Неожиданно я понял, что моего посоха на прежнем месте нет. Я прекрасно помнил, где сидел, переводя дыхание: земля возле пористого камня была изрядно заплевана. Посох я оставил рядом, но теперь он исчез. Куда он подевался? Ветром все-таки его сдуть не могло…
Затем мне в деталях вспомнилось расплющенное лицо брата Михаила. Оно проявилось поверх марсианского пейзажа и оставалось перед моим взором, куда бы я ни повернулся. Тогда стало ясно, что работы сегодня в поле не получится и что лучше не жадничать, а довольствоваться добытыми образцами, среди которых чего стоил один только мотылек.

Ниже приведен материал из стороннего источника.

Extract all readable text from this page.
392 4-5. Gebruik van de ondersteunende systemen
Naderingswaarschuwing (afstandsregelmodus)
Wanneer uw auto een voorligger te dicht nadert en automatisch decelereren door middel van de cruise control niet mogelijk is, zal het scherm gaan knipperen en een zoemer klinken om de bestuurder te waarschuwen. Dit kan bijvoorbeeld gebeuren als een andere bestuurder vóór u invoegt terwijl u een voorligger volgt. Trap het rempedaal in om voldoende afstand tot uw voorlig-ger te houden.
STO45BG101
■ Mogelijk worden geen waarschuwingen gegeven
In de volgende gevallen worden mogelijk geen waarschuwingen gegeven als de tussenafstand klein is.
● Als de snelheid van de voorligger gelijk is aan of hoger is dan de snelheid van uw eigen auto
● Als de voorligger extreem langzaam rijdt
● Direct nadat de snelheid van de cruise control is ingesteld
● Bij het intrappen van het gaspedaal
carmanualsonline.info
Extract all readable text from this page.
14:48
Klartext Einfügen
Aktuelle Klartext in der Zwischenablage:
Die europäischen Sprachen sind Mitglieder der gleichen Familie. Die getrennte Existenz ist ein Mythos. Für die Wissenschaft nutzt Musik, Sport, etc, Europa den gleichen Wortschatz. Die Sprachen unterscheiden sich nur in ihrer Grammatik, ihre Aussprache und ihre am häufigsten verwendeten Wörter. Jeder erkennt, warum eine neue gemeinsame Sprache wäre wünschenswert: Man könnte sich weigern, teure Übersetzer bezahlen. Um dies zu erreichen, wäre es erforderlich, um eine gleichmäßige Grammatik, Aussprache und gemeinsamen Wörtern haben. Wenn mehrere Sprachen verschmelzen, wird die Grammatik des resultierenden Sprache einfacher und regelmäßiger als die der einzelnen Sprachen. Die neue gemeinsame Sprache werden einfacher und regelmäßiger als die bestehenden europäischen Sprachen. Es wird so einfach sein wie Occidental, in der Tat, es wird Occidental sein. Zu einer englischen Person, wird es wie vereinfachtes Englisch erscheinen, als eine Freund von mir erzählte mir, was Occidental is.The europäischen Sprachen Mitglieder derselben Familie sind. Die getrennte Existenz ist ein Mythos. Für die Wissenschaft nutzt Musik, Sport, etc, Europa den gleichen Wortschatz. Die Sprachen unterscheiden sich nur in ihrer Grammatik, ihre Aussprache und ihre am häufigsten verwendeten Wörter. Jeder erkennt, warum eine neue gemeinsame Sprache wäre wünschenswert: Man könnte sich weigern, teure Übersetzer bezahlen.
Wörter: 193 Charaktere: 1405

Нужно было признать, что нервы мои все еще не в порядке, и не пытаться гнуть железо.
Я поправил лямки рюкзака и отправился в обратный путь. Мое тревожное состояние назойливо подталкивало обернуться, но я сопротивлялся этой истерии, как мог.
Никогда прежде путь в лагерь не казался мне таким долгим.
В лагере что-то шло не так. Со стройплощадки не доносилось ни звука. Ни малейшего движения, лишь поднимались над прилегающими пустырями невысокие смерчи. Ни голоса руководителя миссии, раздающего указания, ни ворчания Маттео, ни импульсивных речей Якова…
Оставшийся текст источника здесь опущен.